A “chaotic time series” is a term used to describe a set of natural events that occur in an unpredictable order. Analogue computers can model these events better than digital computers since they can represent data in a continuous form.

How to foresee things?

Imagine that you had a bucket of water nearby and a record of the daily rainfall for the previous year in order to comprehend how we can utilise a reservoir computer to make predictions. We’ll use the bucket as our “computational reservoir.”

We use a stone to manually enter the daily rainfall data into the bucket. We throw a tiny stone for a day of mild rain and a large stone for a day of heavy rain. We don’t hurl any rocks on a day without rain.

Each stone makes a wave, which interacts with waves made by other stones as they swirl around the bucket.

The condition of the water in the bucket at the conclusion of this operation allows us to make a forecast. We can state that our reservoir computer anticipates significant rainfall if the interactions between waves result in massive additional waves. However, if they are little, then just light rain should be expected.

Another possibility is that the waves will cancel one another out and create a surface of still water. Therefore, we shouldn’t anticipate any rain.

Longer-lasting waves

The reservoir computer for the “bucket of water” has its limitations. One reason is that the waves are transient.
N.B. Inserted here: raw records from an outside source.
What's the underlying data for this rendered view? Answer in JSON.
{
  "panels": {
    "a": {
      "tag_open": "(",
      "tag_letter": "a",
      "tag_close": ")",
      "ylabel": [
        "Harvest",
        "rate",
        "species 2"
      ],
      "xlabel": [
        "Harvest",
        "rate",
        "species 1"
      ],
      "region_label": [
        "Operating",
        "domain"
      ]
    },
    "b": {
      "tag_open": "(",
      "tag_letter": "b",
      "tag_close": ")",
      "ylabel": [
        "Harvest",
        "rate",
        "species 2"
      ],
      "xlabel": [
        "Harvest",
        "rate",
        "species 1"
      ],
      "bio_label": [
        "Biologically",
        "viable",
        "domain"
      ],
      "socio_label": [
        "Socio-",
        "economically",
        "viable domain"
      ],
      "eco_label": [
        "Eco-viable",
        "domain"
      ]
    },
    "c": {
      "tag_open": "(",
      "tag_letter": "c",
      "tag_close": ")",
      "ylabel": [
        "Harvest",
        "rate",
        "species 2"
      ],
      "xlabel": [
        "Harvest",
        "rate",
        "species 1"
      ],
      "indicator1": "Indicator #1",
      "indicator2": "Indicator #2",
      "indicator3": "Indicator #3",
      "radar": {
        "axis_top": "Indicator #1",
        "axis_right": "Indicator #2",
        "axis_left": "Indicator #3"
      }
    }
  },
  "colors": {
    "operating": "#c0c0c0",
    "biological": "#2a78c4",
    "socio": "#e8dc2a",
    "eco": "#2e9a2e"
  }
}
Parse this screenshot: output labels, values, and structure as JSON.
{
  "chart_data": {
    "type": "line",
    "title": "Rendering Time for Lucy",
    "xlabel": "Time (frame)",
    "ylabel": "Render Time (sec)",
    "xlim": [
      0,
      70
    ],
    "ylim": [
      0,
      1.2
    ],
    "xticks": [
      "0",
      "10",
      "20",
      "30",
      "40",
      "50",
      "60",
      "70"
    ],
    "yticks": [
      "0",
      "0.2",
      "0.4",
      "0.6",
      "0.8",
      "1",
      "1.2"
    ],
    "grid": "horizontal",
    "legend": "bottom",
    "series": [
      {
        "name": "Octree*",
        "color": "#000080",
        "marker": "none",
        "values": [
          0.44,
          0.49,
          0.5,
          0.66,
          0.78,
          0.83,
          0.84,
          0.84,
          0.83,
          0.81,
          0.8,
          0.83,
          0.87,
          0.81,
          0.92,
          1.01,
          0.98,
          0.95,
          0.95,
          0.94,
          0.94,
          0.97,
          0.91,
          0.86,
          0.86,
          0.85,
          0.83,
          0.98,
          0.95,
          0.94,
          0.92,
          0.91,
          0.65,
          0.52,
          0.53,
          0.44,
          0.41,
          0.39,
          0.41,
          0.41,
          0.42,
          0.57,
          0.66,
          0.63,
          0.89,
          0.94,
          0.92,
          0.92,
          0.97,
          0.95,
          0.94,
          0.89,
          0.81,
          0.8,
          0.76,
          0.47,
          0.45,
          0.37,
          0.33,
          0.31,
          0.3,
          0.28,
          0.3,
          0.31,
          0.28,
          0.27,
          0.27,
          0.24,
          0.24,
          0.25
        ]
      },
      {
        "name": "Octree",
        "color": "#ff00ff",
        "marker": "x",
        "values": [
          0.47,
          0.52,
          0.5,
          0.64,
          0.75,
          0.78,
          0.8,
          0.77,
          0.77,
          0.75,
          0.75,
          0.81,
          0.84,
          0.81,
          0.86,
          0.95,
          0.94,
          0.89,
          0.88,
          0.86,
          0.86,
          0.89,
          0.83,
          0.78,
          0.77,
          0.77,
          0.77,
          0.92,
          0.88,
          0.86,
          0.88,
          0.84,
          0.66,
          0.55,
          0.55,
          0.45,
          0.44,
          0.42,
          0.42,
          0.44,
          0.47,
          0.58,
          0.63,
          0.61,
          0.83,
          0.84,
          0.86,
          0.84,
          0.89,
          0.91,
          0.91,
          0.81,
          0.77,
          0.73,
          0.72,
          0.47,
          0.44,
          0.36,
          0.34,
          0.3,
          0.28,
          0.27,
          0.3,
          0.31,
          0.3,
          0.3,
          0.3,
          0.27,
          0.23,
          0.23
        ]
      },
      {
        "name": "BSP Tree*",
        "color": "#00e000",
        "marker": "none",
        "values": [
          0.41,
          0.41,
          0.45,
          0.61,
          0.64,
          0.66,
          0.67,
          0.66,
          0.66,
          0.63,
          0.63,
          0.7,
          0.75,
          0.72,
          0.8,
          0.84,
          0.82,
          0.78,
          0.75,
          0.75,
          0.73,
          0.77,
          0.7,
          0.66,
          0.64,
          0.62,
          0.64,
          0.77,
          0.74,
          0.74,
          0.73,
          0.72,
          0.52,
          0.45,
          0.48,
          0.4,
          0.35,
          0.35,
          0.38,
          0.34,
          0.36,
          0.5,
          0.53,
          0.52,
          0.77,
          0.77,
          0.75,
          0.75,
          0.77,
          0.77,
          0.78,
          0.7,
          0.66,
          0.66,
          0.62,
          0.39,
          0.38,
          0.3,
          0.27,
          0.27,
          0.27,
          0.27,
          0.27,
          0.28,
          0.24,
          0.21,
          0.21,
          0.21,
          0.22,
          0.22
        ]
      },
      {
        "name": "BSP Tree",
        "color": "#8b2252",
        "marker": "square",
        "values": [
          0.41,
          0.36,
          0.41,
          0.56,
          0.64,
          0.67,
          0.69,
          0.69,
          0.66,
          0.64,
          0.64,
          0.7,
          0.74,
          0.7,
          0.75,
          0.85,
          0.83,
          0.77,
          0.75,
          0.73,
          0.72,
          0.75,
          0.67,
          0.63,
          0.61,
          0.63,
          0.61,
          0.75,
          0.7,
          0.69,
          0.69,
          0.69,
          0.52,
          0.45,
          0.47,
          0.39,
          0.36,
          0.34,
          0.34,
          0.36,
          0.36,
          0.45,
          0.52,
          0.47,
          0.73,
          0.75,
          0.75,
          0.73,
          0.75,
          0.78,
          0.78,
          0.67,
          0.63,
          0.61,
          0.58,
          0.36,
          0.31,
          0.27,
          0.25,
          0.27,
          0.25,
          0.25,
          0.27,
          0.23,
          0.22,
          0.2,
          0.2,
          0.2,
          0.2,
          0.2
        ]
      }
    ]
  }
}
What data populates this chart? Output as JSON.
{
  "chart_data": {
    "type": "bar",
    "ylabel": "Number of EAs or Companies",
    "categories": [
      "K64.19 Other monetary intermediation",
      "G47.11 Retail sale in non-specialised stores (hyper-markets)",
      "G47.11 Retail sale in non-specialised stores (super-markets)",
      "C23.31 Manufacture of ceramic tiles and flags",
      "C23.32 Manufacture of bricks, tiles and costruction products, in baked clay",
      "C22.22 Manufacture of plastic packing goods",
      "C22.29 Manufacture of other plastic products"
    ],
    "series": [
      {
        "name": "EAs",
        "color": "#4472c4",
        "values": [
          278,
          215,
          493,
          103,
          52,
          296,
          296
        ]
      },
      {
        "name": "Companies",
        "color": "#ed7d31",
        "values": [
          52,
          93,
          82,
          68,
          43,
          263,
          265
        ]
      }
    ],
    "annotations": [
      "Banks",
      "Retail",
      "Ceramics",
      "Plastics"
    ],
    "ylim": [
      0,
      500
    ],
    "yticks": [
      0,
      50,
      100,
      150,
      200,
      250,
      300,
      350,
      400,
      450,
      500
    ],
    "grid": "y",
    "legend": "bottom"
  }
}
We require a reservoir with more resilient waves in order to foresee complicated processes like population growth and climate change.

One choice is “solitons.” These waves are self-reinforcing, maintain their shape, and travel long distances.

We used compact soliton-like waves in our reservoir computer. Such waves are frequently seen at drinking fountains or in bathroom sinks.

A small layer of water is flowing over a metal plate that is tilted slightly in our computer. A tiny electric pump modifies the flow’s velocity and produces isolated waves.

In order to precisely estimate the wave size, we added a fluorescent substance that made the water shine when exposed to ultraviolet light.

In the game played by Alice and Bob, the pump represents the falling stones, and the single waves represent the waves on the water’s surface. 

Our computer can analyse data more quickly because solitary waves process information more quickly and sustain themselves for longer than waves in a bucket.

So, how does it perform?

We put our computer’s forecasting and memory capabilities to the test with a benchmark set of chaotic and random data. Our computer performed better than a high-performance digital computer when given the same task than it did in general.

Together with my colleague Andrey Pototsky, we also developed a mathematical model that helped us comprehend the solitary waves’ physical characteristics.

The next step is to downsize our computer and use it as a microfluidic processor. It should be possible for water waves to do calculations inside a chip that functions similarly to the silicon processors found in every smartphone.

Our computer may be able to generate trustworthy long-term projections in the future for issues like climate change, bushfires, and financial markets—at a considerably cheaper cost and with greater accessibility than present supercomputers.

Since our computer does not use digital data, it is also inherently resistant to cyberattacks.

Our goal is to make data science and machine learning accessible to remote and rural areas all around the world with a soliton-based microfluidic reservoir computer. But for now, we’ll keep working on our research.